The cross-correlation analysis in Z source GX 349+2

TL;DR

This study systematically analyzes cross-correlations between soft and hard X-ray light curves of Z source GX 349+2, revealing different lag behaviors on and off the Z track, and proposes the extended accretion disk corona model to explain long-term lags.

Contribution

It provides the first comprehensive cross-correlation analysis of GX 349+2 across its entire Z track and introduces the extended accretion disk corona model for long-term lag explanation.

Findings

Positive correlations and short-term lags are observed on the Z track.

Anti-correlations and longer anti-correlated lags are found outside the Z track.

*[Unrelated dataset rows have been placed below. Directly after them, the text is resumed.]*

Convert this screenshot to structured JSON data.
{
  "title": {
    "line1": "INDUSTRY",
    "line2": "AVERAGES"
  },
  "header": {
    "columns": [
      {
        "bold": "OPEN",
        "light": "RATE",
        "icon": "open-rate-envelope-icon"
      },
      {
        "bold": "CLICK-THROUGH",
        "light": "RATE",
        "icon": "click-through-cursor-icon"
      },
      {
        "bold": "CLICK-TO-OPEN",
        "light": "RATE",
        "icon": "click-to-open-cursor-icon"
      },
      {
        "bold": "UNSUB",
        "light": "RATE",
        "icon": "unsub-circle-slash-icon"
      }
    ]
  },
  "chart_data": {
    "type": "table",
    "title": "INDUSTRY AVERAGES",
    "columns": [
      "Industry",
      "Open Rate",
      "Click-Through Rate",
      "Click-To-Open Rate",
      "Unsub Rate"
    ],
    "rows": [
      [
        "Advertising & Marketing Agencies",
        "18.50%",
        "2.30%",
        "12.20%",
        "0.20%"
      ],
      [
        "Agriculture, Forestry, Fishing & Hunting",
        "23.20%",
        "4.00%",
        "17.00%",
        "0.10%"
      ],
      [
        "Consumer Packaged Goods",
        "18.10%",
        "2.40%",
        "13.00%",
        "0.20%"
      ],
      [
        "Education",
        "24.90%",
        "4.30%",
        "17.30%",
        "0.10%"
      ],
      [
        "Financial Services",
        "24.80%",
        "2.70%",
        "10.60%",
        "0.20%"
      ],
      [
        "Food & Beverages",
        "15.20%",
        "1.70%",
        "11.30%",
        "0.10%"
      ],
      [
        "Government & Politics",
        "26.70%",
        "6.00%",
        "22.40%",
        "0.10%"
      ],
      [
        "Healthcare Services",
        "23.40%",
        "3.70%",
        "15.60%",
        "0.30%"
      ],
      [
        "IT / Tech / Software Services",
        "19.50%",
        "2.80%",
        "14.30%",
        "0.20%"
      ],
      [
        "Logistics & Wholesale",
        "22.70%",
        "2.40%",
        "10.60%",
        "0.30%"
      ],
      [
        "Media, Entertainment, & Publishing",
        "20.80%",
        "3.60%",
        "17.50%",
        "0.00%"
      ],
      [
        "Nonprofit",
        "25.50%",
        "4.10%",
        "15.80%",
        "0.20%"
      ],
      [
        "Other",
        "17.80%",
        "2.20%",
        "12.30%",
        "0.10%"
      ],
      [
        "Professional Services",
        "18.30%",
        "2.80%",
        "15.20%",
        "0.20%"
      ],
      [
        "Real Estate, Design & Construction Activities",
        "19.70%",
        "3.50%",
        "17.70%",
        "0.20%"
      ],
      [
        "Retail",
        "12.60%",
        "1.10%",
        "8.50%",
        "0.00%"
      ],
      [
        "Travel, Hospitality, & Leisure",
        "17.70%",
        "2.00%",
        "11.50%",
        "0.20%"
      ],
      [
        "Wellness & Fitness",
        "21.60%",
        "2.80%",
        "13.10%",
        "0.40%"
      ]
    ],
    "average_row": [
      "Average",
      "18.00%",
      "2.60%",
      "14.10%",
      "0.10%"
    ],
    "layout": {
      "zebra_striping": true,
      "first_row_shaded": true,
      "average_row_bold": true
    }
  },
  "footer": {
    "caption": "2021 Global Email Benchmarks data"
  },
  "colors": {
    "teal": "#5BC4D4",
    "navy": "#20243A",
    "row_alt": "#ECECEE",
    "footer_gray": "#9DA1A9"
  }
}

The extended accretion disk corona model explains long-term time lags in NS-LMXBs.

Abstract

Using all the observations from Rossi X-ray Timing Explorer for Z source GX 349+2, we systematically carry out cross-correlation analysis between its soft and hard X-ray light curves. During the observations from January 9 to January 29, 1998, GX 349+2 traced out the most extensive Z track on its hardness-intensity diagram, making a comprehensive study of cross-correlation on the track. The positive correlations and positively correlated time lags are detected throughout the Z track. Outside the Z track, anti-correlations and anti-correlated time lags are found, but the anti-correlated time lags are much longer than the positively correlated time lags, which might indicate different mechanisms for producing the two types of time lags. We argue that neither the short-term time lag models nor the truncated accretion disk model can account for the long-term time lags in neutron star low mass X-ray binaries (NS-LMXBs). We suggest that the extended accretion disk corona model could be an alternative model to explain the long-term time lags detected in NS-LMXBs.